AI半導体スタートアップの米SambaNova SystemsがIntelとの提携を発表した。IntelがSambaNovaを約16億米ドルで買収する方針という以前の報道とは異なる結果になった。両社は複数年にわたるパートナーシップを締結。IntelはSambaNovaの3億5千万米ドルのシリーズE資金調達ラウンドの一環として戦略的投資を行った。
AI半導体スタートアップの米SambaNova Systems(以下、SambaNova)は、Intelとの提携を発表した。IntelがSambaNovaを約16億米ドルで買収する方針という以前の報道とは異なる結果になった。両社は複数年にわたるパートナーシップを締結し、IntelはSambaNovaの3億5千万米ドルのシリーズE資金調達ラウンドの一環として戦略的投資を行った。
SambaNovaはIntelとの提携に合わせ、大規模な経済エージェント推論向けに設計された新チップ「SN50」も発表した。このチップは、単一のメモリ空間により多くのチップを接続できる新しいインターコネクト技術を搭載していて、SambaNovaの既存推論チップ「SN40L」と同じメモリ容量と階層構造でありながら、演算能力が向上したという。
IntelもSambaNovaも、2025年末にIntelがSambaNovaを買収する予定だという報道を認めなかった。SambaNovaのCEOを務めるRodrigo Liang氏は米国EE Timesに対し「資金調達ラウンドは当社にとって間違いなく正しい決断だ」と語った。
Liang氏は「2025年末の市場で見られたように、世界は依然としてAIチップや、それらが提供できる価値に大きな期待を寄せている」と述べている(実際、NVIDIAは2025年12月、競合企業のGroqを約200億米ドルで買収したと報じられている)
「SambaNovaは2025年、記録的な業績を達成し、当社の方向性に対する大きな自信につながった。サービスプロバイダー向けに適切な経済性、効率性、性能を備えたインフラを販売するというビジネスモデルによって、大きく勢いづくことができたと確信している」(Liang氏)
SambaNovaの3億5000万米ドルのシリーズEは「すさまじいほどの応募超過だった」とLiang氏は述べている。
他の企業と同様に、SambaNovaはトレーニングよりも推論に焦点を再び合わせるために「ピットストップ」を行い、2025年の大半はトークノミクス(LLM推論を大規模に提供するによる経済性)に注力した。

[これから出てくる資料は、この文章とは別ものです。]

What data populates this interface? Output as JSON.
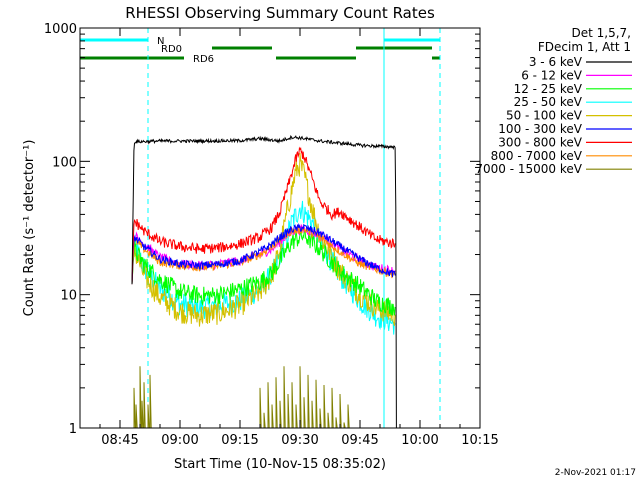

Liang氏は「2025年後半は市場の勢いがすさまじく、当社が行った修正や変更が本格的に効果を出し始めていると確信できた。こうした状況の中、新たな資金調達ラウンドを実施したことは本当に理にかなっていた」と述べている。
今回の投資ラウンドは、Vista Equity PartnersやCambium Capitalが主導し、Intel Capitalの他、カタールやサウジアラビアなどさまざまな国の政府系ファンドが参加した。また、SambaNovaは現在、ドイツや英国、オーストラリア、日本、フランスなどの国々でもソブリンパートナーシップを有している。
Liang氏は「われわれのソブリン事業は、4〜5カ月ほど前に始動した。SambaNovaクラウドとして各地域へ販売するが、運営は当社のパートナー企業や顧客企業が担う。これが引き続き、当社の主要なビジネスモデルとなる見込みだ。今後も当社自身が大規模クラウドプロバイダーになるのではなく、クラウドおよびソブリンクラウド向けにインフラを販売していく考えだ」と述べる。

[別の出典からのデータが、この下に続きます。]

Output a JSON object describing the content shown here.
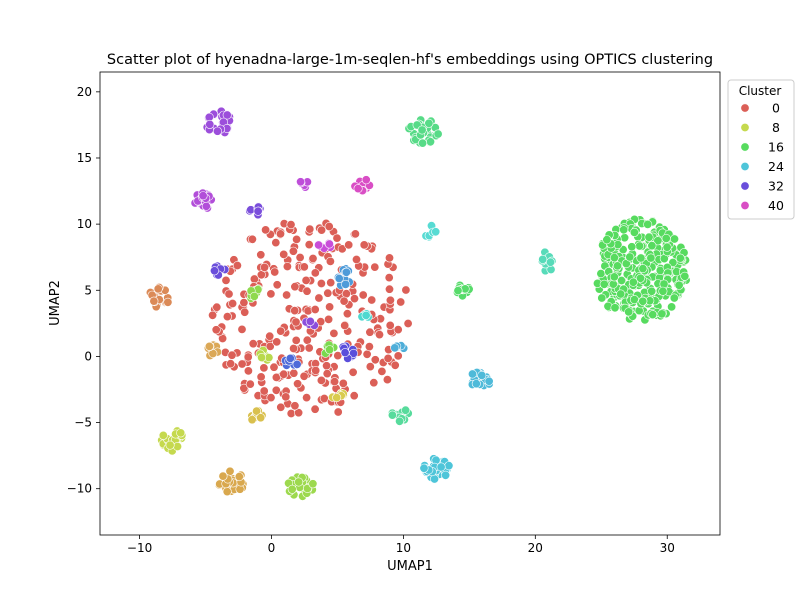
{
  "chart_data": {
    "type": "scatter",
    "title": "Scatter plot of hyenadna-large-1m-seqlen-hf's embeddings using OPTICS clustering",
    "xlabel": "UMAP1",
    "ylabel": "UMAP2",
    "xlim": [
      -13,
      34
    ],
    "ylim": [
      -13.5,
      21.5
    ],
    "xticks": [
      -10,
      0,
      10,
      20,
      30
    ],
    "yticks": [
      -10,
      -5,
      0,
      5,
      10,
      15,
      20
    ],
    "xtick_labels": [
      "−10",
      "0",
      "10",
      "20",
      "30"
    ],
    "ytick_labels": [
      "−10",
      "−5",
      "0",
      "5",
      "10",
      "15",
      "20"
    ],
    "grid": false,
    "legend": {
      "title": "Cluster",
      "placement": "upper right, outside plot",
      "entries": [
        {
          "label": "0",
          "color": "#db5f57"
        },
        {
          "label": "8",
          "color": "#c5d94e"
        },
        {
          "label": "16",
          "color": "#57db5f"
        },
        {
          "label": "24",
          "color": "#4ec5d9"
        },
        {
          "label": "32",
          "color": "#6a4edb"
        },
        {
          "label": "40",
          "color": "#d94ec5"
        }
      ]
    },
    "clusters": [
      {
        "cluster": 0,
        "color": "#db5f57",
        "cx": 3,
        "cy": 3,
        "spread": [
          7.5,
          7.5
        ],
        "n": 300
      },
      {
        "cluster": 2,
        "color": "#db8a57",
        "cx": -8.5,
        "cy": 4.5,
        "spread": [
          0.8,
          0.8
        ],
        "n": 18
      },
      {
        "cluster": 3,
        "color": "#dba857",
        "cx": -4.5,
        "cy": 0.5,
        "spread": [
          0.5,
          0.5
        ],
        "n": 10
      },
      {
        "cluster": 4,
        "color": "#d9a84e",
        "cx": -3,
        "cy": -9.5,
        "spread": [
          1.0,
          0.9
        ],
        "n": 30
      },
      {
        "cluster": 5,
        "color": "#d9c04e",
        "cx": -1,
        "cy": -4.5,
        "spread": [
          0.6,
          0.5
        ],
        "n": 10
      },
      {
        "cluster": 6,
        "color": "#d9cc4e",
        "cx": 5,
        "cy": -3,
        "spread": [
          0.5,
          0.5
        ],
        "n": 7
      },
      {
        "cluster": 8,
        "color": "#c5d94e",
        "cx": -7.5,
        "cy": -6.3,
        "spread": [
          0.9,
          0.9
        ],
        "n": 25
      },
      {
        "cluster": 9,
        "color": "#b9d94e",
        "cx": -0.5,
        "cy": 0,
        "spread": [
          0.5,
          0.5
        ],
        "n": 8
      },
      {
        "cluster": 10,
        "color": "#9dd94e",
        "cx": 2.2,
        "cy": -9.8,
        "spread": [
          1.1,
          0.8
        ],
        "n": 25
      },
      {
        "cluster": 11,
        "color": "#8fd94e",
        "cx": -1.3,
        "cy": 4.8,
        "spread": [
          0.5,
          0.5
        ],
        "n": 8
      },
      {
        "cluster": 12,
        "color": "#7ad94e",
        "cx": 4.3,
        "cy": 0.5,
        "spread": [
          0.5,
          0.4
        ],
        "n": 6
      },
      {
        "cluster": 15,
        "color": "#57db6a",
        "cx": 14.5,
        "cy": 5.2,
        "spread": [
          0.5,
          0.7
        ],
        "n": 12
      },
      {
        "cluster": 16,
        "color": "#57db5f",
        "cx": 28,
        "cy": 6.5,
        "spread": [
          3.6,
          3.9
        ],
        "n": 320
      },
      {
        "cluster": 17,
        "color": "#57db87",
        "cx": 11.5,
        "cy": 17,
        "spread": [
          1.2,
          0.9
        ],
        "n": 35
      },
      {
        "cluster": 18,
        "color": "#57db9c",
        "cx": 9.8,
        "cy": -4.5,
        "spread": [
          0.7,
          0.6
        ],
        "n": 12
      },
      {
        "cluster": 20,
        "color": "#57dbb9",
        "cx": 20.8,
        "cy": 7.0,
        "spread": [
          0.5,
          0.9
        ],
        "n": 12
      },
      {
        "cluster": 22,
        "color": "#57dbd3",
        "cx": 12,
        "cy": 9.5,
        "spread": [
          0.5,
          0.5
        ],
        "n": 8
      },
      {
        "cluster": 23,
        "color": "#4ed9d0",
        "cx": 7.2,
        "cy": 3,
        "spread": [
          0.4,
          0.3
        ],
        "n": 5
      },
      {
        "cluster": 24,
        "color": "#4ec5d9",
        "cx": 12.5,
        "cy": -8.5,
        "spread": [
          1.0,
          0.8
        ],
        "n": 30
      },
      {
        "cluster": 25,
        "color": "#4ebad9",
        "cx": 15.8,
        "cy": -1.8,
        "spread": [
          0.8,
          0.7
        ],
        "n": 20
      },
      {
        "cluster": 26,
        "color": "#4eaed9",
        "cx": 9.7,
        "cy": 0.8,
        "spread": [
          0.4,
          0.4
        ],
        "n": 6
      },
      {
        "cluster": 27,
        "color": "#4e9bd9",
        "cx": 5.5,
        "cy": 6,
        "spread": [
          0.5,
          0.8
        ],
        "n": 12
      },
      {
        "cluster": 30,
        "color": "#4e6ad9",
        "cx": 1.5,
        "cy": -0.4,
        "spread": [
          0.6,
          0.4
        ],
        "n": 8
      },
      {
        "cluster": 31,
        "color": "#5a4edb",
        "cx": 5.7,
        "cy": 0.3,
        "spread": [
          0.6,
          0.5
        ],
        "n": 10
      },
      {
        "cluster": 32,
        "color": "#6a4edb",
        "cx": -4,
        "cy": 6.5,
        "spread": [
          0.5,
          0.5
        ],
        "n": 10
      },
      {
        "cluster": 33,
        "color": "#7a4edb",
        "cx": -1.3,
        "cy": 11,
        "spread": [
          0.6,
          0.4
        ],
        "n": 8
      },
      {
        "cluster": 34,
        "color": "#8c4edb",
        "cx": 3,
        "cy": 2.5,
        "spread": [
          0.4,
          0.3
        ],
        "n": 4
      },
      {
        "cluster": 35,
        "color": "#9c4edb",
        "cx": -4,
        "cy": 17.7,
        "spread": [
          1.0,
          0.9
        ],
        "n": 30
      },
      {
        "cluster": 36,
        "color": "#b24ed9",
        "cx": -5.2,
        "cy": 11.8,
        "spread": [
          0.8,
          0.7
        ],
        "n": 20
      },
      {
        "cluster": 37,
        "color": "#be4ed9",
        "cx": 2.5,
        "cy": 13,
        "spread": [
          0.5,
          0.3
        ],
        "n": 6
      },
      {
        "cluster": 38,
        "color": "#c94ed9",
        "cx": 4,
        "cy": 8.3,
        "spread": [
          0.5,
          0.4
        ],
        "n": 6
      },
      {
        "cluster": 40,
        "color": "#d94ec5",
        "cx": 6.9,
        "cy": 13,
        "spread": [
          0.6,
          0.5
        ],
        "n": 10
      }
    ]
  }
}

SambaNovaは、Intelとの複数年にわたるパートナーシップの一環として、Intelの「Xeon」インフラを基盤とする開発クラウドサービス「SambaNova Cloud」を拡張する。SambaNovaは以前、製造ワークロードがSambaNova Cloud上で実行されていると明かしていたが、Liang氏は「GroqやCerebrasと同じような大手AIクラウドプロバイダーになるつもりはない」と明言する。同氏は「エージェント型AIを手掛ける開発者は、さまざまな地域でSambaNova製ハードウェアにアクセスでき、SambaNovaのパートナー/顧客企業を通してこれらの市場にアクセス可能になる」と述べている。